At another point, the team has to climb up a very high elevator shaft-like tunnel. And since none of them can fly, they need to work together to make the climb. It’s all great. The escape from the building sequences last a while, and the longer they last, the more compelling and interesting the movie is. We start to bond with these characters, and understand them, in large part because of the way they are interacting with each other in this small, confined space.

But our characters do get out, and that ends the first of the three acts. Now the team of three (Ghost, John Walker, and Yelena,) are picked up on the road by a limo-driving Red Guardian.
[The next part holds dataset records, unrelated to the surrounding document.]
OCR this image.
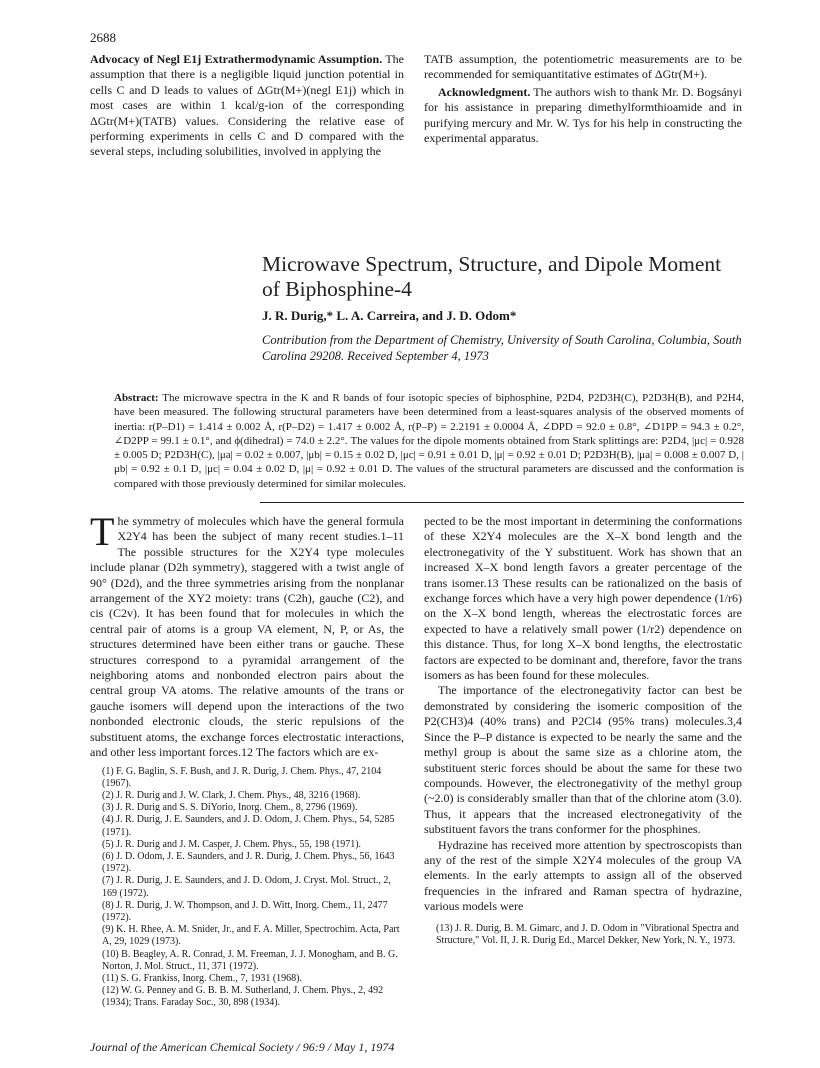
2688

Advocacy of Negl E1j Extrathermodynamic Assumption. The assumption that there is a negligible liquid junction potential in cells C and D leads to values of ΔGtr(M+)(negl E1j) which in most cases are within 1 kcal/g-ion of the corresponding ΔGtr(M+)(TATB) values. Considering the relative ease of performing experiments in cells C and D compared with the several steps, including solubilities, involved in applying the

TATB assumption, the potentiometric measurements are to be recommended for semiquantitative estimates of ΔGtr(M+).

Acknowledgment. The authors wish to thank Mr. D. Bogsányi for his assistance in preparing dimethylformthioamide and in purifying mercury and Mr. W. Tys for his help in constructing the experimental apparatus.

Microwave Spectrum, Structure, and Dipole Moment of Biphosphine-4
J. R. Durig,* L. A. Carreira, and J. D. Odom*
Contribution from the Department of Chemistry, University of South Carolina, Columbia, South Carolina 29208. Received September 4, 1973
Abstract: The microwave spectra in the K and R bands of four isotopic species of biphosphine, P2D4, P2D3H(C), P2D3H(B), and P2H4, have been measured. The following structural parameters have been determined from a least-squares analysis of the observed moments of inertia: r(P–D1) = 1.414 ± 0.002 Å, r(P–D2) = 1.417 ± 0.002 Å, r(P–P) = 2.2191 ± 0.0004 Å, ∠DPD = 92.0 ± 0.8°, ∠D1PP = 94.3 ± 0.2°, ∠D2PP = 99.1 ± 0.1°, and ϕ(dihedral) = 74.0 ± 2.2°. The values for the dipole moments obtained from Stark splittings are: P2D4, |μc| = 0.928 ± 0.005 D; P2D3H(C), |μa| = 0.02 ± 0.007, |μb| = 0.15 ± 0.02 D, |μc| = 0.91 ± 0.01 D, |μ| = 0.92 ± 0.01 D; P2D3H(B), |μa| = 0.008 ± 0.007 D, |μb| = 0.92 ± 0.1 D, |μc| = 0.04 ± 0.02 D, |μ| = 0.92 ± 0.01 D. The values of the structural parameters are discussed and the conformation is compared with those previously determined for similar molecules.
The symmetry of molecules which have the general formula X2Y4 has been the subject of many recent studies.1–11 The possible structures for the X2Y4 type molecules include planar (D2h symmetry), staggered with a twist angle of 90° (D2d), and the three symmetries arising from the nonplanar arrangement of the XY2 moiety: trans (C2h), gauche (C2), and cis (C2v). It has been found that for molecules in which the central pair of atoms is a group VA element, N, P, or As, the structures determined have been either trans or gauche. These structures correspond to a pyramidal arrangement of the neighboring atoms and nonbonded electron pairs about the central group VA atoms. The relative amounts of the trans or gauche isomers will depend upon the interactions of the two nonbonded electronic clouds, the steric repulsions of the substituent atoms, the exchange forces electrostatic interactions, and other less important forces.12 The factors which are ex-
(1) F. G. Baglin, S. F. Bush, and J. R. Durig, J. Chem. Phys., 47, 2104 (1967).
(2) J. R. Durig and J. W. Clark, J. Chem. Phys., 48, 3216 (1968).
(3) J. R. Durig and S. S. DiYorio, Inorg. Chem., 8, 2796 (1969).
(4) J. R. Durig, J. E. Saunders, and J. D. Odom, J. Chem. Phys., 54, 5285 (1971).
(5) J. R. Durig and J. M. Casper, J. Chem. Phys., 55, 198 (1971).
(6) J. D. Odom, J. E. Saunders, and J. R. Durig, J. Chem. Phys., 56, 1643 (1972).
(7) J. R. Durig, J. E. Saunders, and J. D. Odom, J. Cryst. Mol. Struct., 2, 169 (1972).
(8) J. R. Durig, J. W. Thompson, and J. D. Witt, Inorg. Chem., 11, 2477 (1972).
(9) K. H. Rhee, A. M. Snider, Jr., and F. A. Miller, Spectrochim. Acta, Part A, 29, 1029 (1973).
(10) B. Beagley, A. R. Conrad, J. M. Freeman, J. J. Monogham, and B. G. Norton, J. Mol. Struct., 11, 371 (1972).
(11) S. G. Frankiss, Inorg. Chem., 7, 1931 (1968).
(12) W. G. Penney and G. B. B. M. Sutherland, J. Chem. Phys., 2, 492 (1934); Trans. Faraday Soc., 30, 898 (1934).

pected to be the most important in determining the conformations of these X2Y4 molecules are the X–X bond length and the electronegativity of the Y substituent. Work has shown that an increased X–X bond length favors a greater percentage of the trans isomer.13 These results can be rationalized on the basis of exchange forces which have a very high power dependence (1/r6) on the X–X bond length, whereas the electrostatic forces are expected to have a relatively small power (1/r2) dependence on this distance. Thus, for long X–X bond lengths, the electrostatic factors are expected to be dominant and, therefore, favor the trans isomers as has been found for these molecules.

The importance of the electronegativity factor can best be demonstrated by considering the isomeric composition of the P2(CH3)4 (40% trans) and P2Cl4 (95% trans) molecules.3,4 Since the P–P distance is expected to be nearly the same and the methyl group is about the same size as a chlorine atom, the substituent steric forces should be about the same for these two compounds. However, the electronegativity of the methyl group (~2.0) is considerably smaller than that of the chlorine atom (3.0). Thus, it appears that the increased electronegativity of the substituent favors the trans conformer for the phosphines.

Hydrazine has received more attention by spectroscopists than any of the rest of the simple X2Y4 molecules of the group VA elements. In the early attempts to assign all of the observed frequencies in the infrared and Raman spectra of hydrazine, various models were

(13) J. R. Durig, B. M. Gimarc, and J. D. Odom in "Vibrational Spectra and Structure," Vol. II, J. R. Durig Ed., Marcel Dekker, New York, N. Y., 1973.
Journal of the American Chemical Society / 96:9 / May 1, 1974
Bucky shows up to destroy a convoy that comes after the group, and then he joins the team as well. Now we have two new members joining the others, with Red Guardian and Bucky. Together the group goes to New York to confront Valentina in the former Stark Tower – Avengers building.

This is where the team fights a bunch of Valentina’s guards in the garage, and then meets Sentry, (Bob, the patient they met in the lab earlier,) who is now working due Valentina. Sentry looks great in the yellow and blue costume. All decked out. It’s too bad we only get to see him like this for one scene.  If the first act is about the forming of the team, then the second act is about the additions to the team character changes. It’s about bringing Red Guardian, Bucky, and Sentry into the fold.
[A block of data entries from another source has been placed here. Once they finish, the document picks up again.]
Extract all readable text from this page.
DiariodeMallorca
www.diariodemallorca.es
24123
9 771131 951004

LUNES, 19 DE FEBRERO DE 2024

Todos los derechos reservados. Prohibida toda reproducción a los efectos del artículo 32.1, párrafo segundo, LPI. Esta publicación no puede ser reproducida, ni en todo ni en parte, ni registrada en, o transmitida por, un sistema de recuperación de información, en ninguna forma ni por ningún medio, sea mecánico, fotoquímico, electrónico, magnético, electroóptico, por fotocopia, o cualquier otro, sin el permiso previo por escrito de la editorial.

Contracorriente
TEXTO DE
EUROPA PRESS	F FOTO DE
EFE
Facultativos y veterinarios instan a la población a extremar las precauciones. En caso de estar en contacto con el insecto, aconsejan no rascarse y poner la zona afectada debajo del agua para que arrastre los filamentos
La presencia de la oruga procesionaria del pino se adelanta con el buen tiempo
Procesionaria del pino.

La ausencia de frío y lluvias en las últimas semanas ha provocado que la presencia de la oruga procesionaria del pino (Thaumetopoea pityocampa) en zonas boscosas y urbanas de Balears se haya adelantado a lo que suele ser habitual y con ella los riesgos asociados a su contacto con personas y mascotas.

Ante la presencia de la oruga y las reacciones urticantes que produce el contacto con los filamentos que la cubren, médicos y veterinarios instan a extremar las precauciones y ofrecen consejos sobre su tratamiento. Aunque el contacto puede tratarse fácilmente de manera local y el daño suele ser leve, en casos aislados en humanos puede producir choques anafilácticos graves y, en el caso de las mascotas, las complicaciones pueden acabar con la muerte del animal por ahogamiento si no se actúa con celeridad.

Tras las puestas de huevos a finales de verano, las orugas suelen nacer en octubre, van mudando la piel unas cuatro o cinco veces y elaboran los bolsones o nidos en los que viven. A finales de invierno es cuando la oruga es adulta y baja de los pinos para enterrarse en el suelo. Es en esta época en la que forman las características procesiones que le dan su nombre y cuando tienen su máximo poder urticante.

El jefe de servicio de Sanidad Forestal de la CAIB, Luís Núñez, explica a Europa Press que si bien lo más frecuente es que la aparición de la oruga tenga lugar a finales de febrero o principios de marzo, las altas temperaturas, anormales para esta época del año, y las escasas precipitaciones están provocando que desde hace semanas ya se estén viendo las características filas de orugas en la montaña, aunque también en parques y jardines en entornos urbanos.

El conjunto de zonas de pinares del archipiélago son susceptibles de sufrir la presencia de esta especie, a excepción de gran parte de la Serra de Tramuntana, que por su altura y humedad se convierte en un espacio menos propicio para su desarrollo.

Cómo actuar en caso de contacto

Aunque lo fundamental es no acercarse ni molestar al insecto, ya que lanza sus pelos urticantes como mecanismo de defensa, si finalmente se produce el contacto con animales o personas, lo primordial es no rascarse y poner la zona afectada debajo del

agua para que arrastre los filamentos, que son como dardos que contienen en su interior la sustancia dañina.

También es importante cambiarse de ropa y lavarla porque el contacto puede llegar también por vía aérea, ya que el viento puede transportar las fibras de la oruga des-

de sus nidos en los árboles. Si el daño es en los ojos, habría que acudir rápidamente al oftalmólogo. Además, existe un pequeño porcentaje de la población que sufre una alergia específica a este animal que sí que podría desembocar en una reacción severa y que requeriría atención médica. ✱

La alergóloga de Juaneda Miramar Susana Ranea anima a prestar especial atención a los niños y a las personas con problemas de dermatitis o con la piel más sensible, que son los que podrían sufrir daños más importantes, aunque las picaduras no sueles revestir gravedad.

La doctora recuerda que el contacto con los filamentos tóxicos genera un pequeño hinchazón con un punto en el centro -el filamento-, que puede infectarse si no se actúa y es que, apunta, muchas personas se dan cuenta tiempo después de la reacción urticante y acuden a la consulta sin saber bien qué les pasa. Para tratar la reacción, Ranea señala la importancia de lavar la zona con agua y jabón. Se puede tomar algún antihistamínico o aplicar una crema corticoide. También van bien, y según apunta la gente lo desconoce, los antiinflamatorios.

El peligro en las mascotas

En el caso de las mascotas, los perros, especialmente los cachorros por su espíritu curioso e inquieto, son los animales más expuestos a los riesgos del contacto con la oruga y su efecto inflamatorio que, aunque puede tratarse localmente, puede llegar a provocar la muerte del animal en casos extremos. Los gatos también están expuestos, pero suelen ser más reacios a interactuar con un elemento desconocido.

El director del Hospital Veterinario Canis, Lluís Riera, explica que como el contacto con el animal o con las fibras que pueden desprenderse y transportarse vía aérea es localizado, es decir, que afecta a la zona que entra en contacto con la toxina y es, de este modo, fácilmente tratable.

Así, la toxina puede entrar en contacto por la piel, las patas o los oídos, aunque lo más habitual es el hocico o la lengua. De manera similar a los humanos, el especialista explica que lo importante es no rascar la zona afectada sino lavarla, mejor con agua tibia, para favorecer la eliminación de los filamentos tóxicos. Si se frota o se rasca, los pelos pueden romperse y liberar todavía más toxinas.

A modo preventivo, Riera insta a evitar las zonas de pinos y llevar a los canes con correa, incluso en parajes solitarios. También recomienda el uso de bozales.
The third act is where this movie starts to fall apart. Sentry becomes a shadow hovering in the sky as a villain now called Void. In fact, in this three act movie, Bob’s character. Ganges three times. Each act gives him a different look, name, and persona. That idea is pretty cool, and helps make each act feel a little different from the others.

 

The problem is that this movie opts out of giving us any real action for the climax. Instead they give us one of those would inside a world, hallucination-fantasy endings. Doctor Strange and the Multiverse of Madness did it, Wanda-Vision, the Disney plus show did it,  even the Avengers Age of Ultron did it with the spells Scarlet Witch was putting on characters. When they go into this world, they confront and have to relive some of their darkest moments from their lives. It feels way too familiar and similar to other MCU endings. And it doesn’t work.

 

Having a climax that takes place in the subconscious and in nightmares, instead of giving us action, is a huge disappointment. It takes the movie from something that could have been great, (that first act was terrific,) to something lousy and anti-climactic. All of a sudden the movie becomes okay. In the first act they were taking inspiration from some of the better superhero movies, and in the final act, they were taking inspiration from some of the worst ones. What a mistake.

 

If they had continued with following beats from the Avengers, this could have stayed the course. For example, the ending could have had a battle in the streets of New York City, with Void creating a team of shadow warriors and the Thunderbolts fighting them off. But going into the subconscious, and room after room (kind of like Inception,) is a cop out. We want action from these movies, and that really shouldn’t be such a difficult concept for the filmmakers to understand.

The movie is ultimately good, due to a great opening act, and some characters throughout. Pugh and Harbor really carry it along, her with the emotion and him with the humor. On top of that, the final post credits scene is the best Marvel end credits tag in years. Finally they went back to connecting the tag to other characters from other movies (the last time they did this was with the post credits scene from Shang Chi.)

But a great post credits scene still doesn’t make up for the letdown of a final act and the anti-climactic ending. Sentry looked so great once he donned the outfit, only for them to literally take it away from him just moments later. It’s a constant case of Marvel second guessing themselves and not having confidence to stay with something that’s working. The same can be said of why the ending switches tones from action to meta subconscious. The movie was good, but could have and should have been a whole lot better.